Aim Distribution modelling relates sparse data on species occurrence or abundance to environmental information to predict the population of a species at any point in space. Recently, the importance of spatial autocorrelation in distributions has been recognized. Spatial autocorrelation can be categorized as exogenous (stemming from autocorrelation in the underlying variables) or endogenous (stemming from activities of the organism itself, such as dispersal). Typically, one asks whether spatial models explain additional variability (endogenous) in comparison to a fully specified habitat model. We turned this question around and asked: can habitat models explain additional variation when spatial structure is accounted for in a fully specified spatially explicit model? The aim was to find out to what degree habitat models may be inadvertently capturing spatial structure rather than true explanatory mechanisms.
Location We used data from 190 species of the North American Breeding Bird Survey covering the conterminous United States and southern Canada.
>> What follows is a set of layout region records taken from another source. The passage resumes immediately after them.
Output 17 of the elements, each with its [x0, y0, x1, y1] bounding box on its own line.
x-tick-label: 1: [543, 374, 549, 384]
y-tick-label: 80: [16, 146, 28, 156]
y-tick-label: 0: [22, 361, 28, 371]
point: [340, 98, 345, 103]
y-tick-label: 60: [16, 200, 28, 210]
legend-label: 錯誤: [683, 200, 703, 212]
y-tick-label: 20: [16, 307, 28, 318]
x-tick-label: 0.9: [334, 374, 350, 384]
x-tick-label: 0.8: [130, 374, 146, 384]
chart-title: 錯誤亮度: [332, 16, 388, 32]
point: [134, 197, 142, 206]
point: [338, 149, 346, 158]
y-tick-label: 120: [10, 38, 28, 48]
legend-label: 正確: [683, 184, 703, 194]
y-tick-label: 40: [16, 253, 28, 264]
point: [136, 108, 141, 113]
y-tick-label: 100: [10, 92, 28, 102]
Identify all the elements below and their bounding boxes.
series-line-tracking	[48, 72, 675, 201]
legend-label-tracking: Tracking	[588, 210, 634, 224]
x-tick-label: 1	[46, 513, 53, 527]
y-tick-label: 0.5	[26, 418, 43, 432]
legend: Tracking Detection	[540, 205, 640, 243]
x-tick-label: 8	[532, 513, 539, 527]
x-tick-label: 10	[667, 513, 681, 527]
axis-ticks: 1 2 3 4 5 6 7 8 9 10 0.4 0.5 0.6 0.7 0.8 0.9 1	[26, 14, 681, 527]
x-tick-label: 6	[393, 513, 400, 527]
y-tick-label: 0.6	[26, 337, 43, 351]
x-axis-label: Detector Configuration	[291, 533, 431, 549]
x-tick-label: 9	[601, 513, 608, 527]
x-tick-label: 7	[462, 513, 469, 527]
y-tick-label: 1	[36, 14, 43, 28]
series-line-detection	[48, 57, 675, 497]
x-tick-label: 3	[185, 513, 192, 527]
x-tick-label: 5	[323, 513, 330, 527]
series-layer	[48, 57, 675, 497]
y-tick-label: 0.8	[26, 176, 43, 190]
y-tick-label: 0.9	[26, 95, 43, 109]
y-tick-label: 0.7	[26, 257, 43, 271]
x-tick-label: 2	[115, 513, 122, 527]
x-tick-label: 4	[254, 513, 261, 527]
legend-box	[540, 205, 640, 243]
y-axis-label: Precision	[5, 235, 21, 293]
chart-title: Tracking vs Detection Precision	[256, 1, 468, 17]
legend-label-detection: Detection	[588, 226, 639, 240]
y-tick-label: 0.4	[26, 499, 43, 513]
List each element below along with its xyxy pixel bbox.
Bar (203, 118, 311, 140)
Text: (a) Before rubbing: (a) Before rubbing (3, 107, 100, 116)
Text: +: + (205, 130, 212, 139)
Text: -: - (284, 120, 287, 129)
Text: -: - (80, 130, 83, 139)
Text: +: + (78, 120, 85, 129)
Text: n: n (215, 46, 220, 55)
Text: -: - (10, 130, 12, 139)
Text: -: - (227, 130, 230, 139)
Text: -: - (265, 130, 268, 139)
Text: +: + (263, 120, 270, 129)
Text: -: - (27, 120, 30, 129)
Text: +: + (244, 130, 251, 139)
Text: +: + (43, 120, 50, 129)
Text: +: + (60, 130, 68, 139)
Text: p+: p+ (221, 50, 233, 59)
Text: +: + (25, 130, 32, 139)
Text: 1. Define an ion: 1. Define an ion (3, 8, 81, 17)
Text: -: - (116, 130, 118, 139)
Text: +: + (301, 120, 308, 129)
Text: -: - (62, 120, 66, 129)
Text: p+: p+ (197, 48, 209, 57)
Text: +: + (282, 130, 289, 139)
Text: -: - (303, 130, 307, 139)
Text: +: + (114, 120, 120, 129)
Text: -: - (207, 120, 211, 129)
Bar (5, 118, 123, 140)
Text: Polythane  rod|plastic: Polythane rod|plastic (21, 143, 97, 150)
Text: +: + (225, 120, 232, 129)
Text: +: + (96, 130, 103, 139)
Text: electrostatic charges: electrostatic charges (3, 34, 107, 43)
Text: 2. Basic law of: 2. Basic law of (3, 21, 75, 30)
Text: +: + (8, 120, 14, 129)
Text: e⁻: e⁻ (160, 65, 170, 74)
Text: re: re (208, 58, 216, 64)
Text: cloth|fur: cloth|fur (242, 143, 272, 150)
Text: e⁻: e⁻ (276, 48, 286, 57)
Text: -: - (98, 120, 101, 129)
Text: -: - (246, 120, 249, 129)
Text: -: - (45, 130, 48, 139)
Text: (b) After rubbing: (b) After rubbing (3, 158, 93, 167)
Methods We built 13 different models on 190 bird species using regression trees. Our habitat-based models used climate and landcover variables as independent variables. We also used random variables and simulated ranges to validate our results. The two spatially explicit models included only geographical coordinates or a contagion term as independent variables. As another angle on the question of mechanism vs. spatial structure we pitted a model using related bird species as predictors against a model using randomly selected bird species.
Results The spatially explicit models outperformed the traditional habitat models and the random predictor species outperformed the related predictor species. In addition, environmental variables produced a substantial R2 in predicting artificial ranges.
Main conclusions We conclude that many explanatory variables with suitable spatial structure can work well in species distribution models. The predictive power of environmental variables is not necessarily mechanistic, and spatial interpolation can outperform environmental explanatory variables.